De la calle ascendía el ruido del tráfico. A lo lejos se oían las voces de unos niños jugando en el patio de algún colegio. Se aclaró la garganta, unió las manos delante de la boca e inspiró hondo. Cuando empezó a hablar, un escalofrío recorrió a los allí presentes, una reacción de sorpresa por la que desearon casi retroceder y empujar la pared a sus espaldas. La voz del presidente, su voz cavernosa, los había dejado estupefactos, como niños extraviados en la oscuridad de un bosque, temblando al oír la voz de un ogro. Mehdi se servía de metáforas deportivas —«Somos un equipo»— que a Hicham y a otros más les dieron ganas de aplaudir. Juntos, iban a «sudar la camiseta» y a construir el porvenir del país. Por supuesto, era consciente de que los tiempos eran difíciles. El Fondo Monetario Internacional había implantado un programa de estabilización, y la deuda y la miseria eran enormes. «Pero no estamos obligados a someternos», afirmó, haciendo un movimiento con el cuerpo como si regateara en un campo de fútbol. «No estamos condenados a depender de la lluvia, de la caridad internacional o de los emigrantes.» El presidente quería devolver a Marruecos su orgullo, convertirlo en una nación moderna, sin complejos. Siempre había estado convencido de que su país podría ser un paraíso, y no solo para los turistas que venían a disfrutar de los kilómetros de costas soleadas, de la majestuosidad de las montañas y de la legendaria hospitalidad de sus habitantes. «¡No tenemos petróleo, pero sí turismo!», repitió varias veces ante la mirada encantada de Farid. Para eso estaba el CCM: para financiar los grandes proyectos del mañana, los hoteles con piscina, los campos de golf y los clubes de vacaciones, y también los programas de vivienda social para los habitantes de los barrios de chabolas.
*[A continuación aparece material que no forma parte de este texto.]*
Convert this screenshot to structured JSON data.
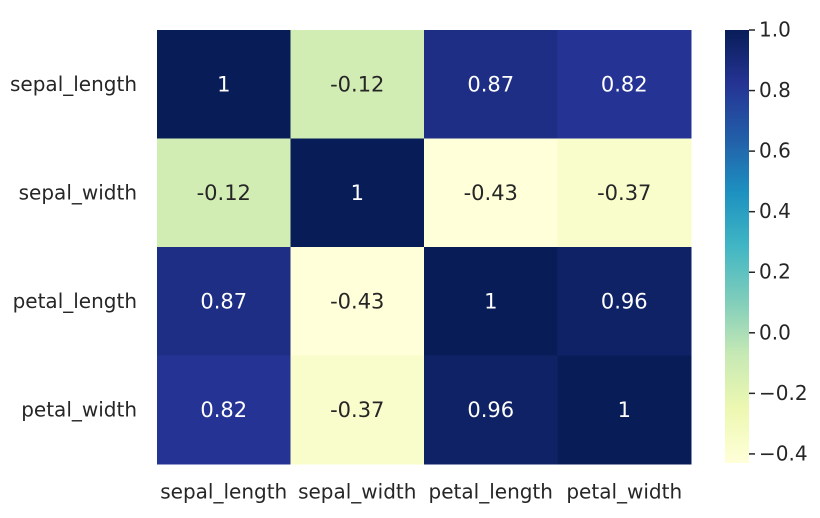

En un país donde el acceso a la propiedad estaba reservado a una élite, él soñaba con que surgiera una clase media que poseyera su propia casa, su coche y que educara a sus hijos en unas escuelas dignas de ese nombre. «¡Sed audaces!», les dijo, y Farid miró hacia atrás. «¡Dejad de ser dóciles!», y Farid aplaudió.
De nuevo, la sala se sumió en el silencio. Los empleados no sabían qué pensar ni qué hacer. Algunos aplaudieron sin entusiasmo, otros se limitaron a asentir con la cabeza. Mehdi notó cómo se lanzaban miradas sorprendidas. Parecían tratar de entender si todo aquello era verdad o simplemente palabras, palabras que, por cierto, eran complicadas y cuyo sentido algunos no captaban. Nayat Goumine, la única mujer del comité de dirección, dio un paso al frente y alzó la mano, al modo de una alumna aplicada. Preguntó si los permisos que había solicitado la víspera seguían vigentes, pues había prometido a sus hijos que los llevaría de viaje al sur. Un hombre, cuya camisa transparente dejaba ver unos pezones oscuros, preguntó sobre los salarios. Mehdi se crispó. «Ya lo veremos más adelante.»
Durante los días siguientes, se encerró en su despacho y apenas se dirigía a ellos. Los expedientes se amontonaban sobre su escritorio. Había hojas esparcidas por el suelo. Mandaba que le llevaran cruasanes y café, y fumó tanto que una capa amarillenta se depositó sobre su lengua. Y una tarde salió de su despacho con los ojos enrojecidos por el cansancio y el humo, y volvió a reunirlos en la gran sala. Recorría a grandes pasos el cuarto en silencio ante las miradas desconcertadas de los empleados. Les expuso lo que había descubierto. Tenía la voz ronca y dolor de garganta. «He leído atentamente cada dosier. He escudriñado a fondo las cuentas de los clientes y lo menos que se puede decir es que esta empresa no se ha gestionado desde hace años.» Algunos se pusieron tensos, inquietos, a la espera de recibir el rapapolvo correspondiente. Otros mostraron nerviosismo o sonrieron, dispuestos a exclamar: «¡Es lo que no dejamos de repetir!». Mehdi siguió hablando: «Los clientes no pagan las letras y los créditos se conceden sin garantía. Si seguimos así, acabaremos cerrando la empresa dentro de seis meses». Apoyó la mano en la pared y dio tres palmadas sobre esta. «Por ese motivo, vamos a crear aquí una sala de informática.» El personal enmudeció ante la noticia. Algunos, entre los cuales estaba Nayat, pensaron que se irían a la calle. Si invertían en máquinas sería para quitarse de en medio a las personas, y este presidente iluminado estaba decidido a librarse de ellos.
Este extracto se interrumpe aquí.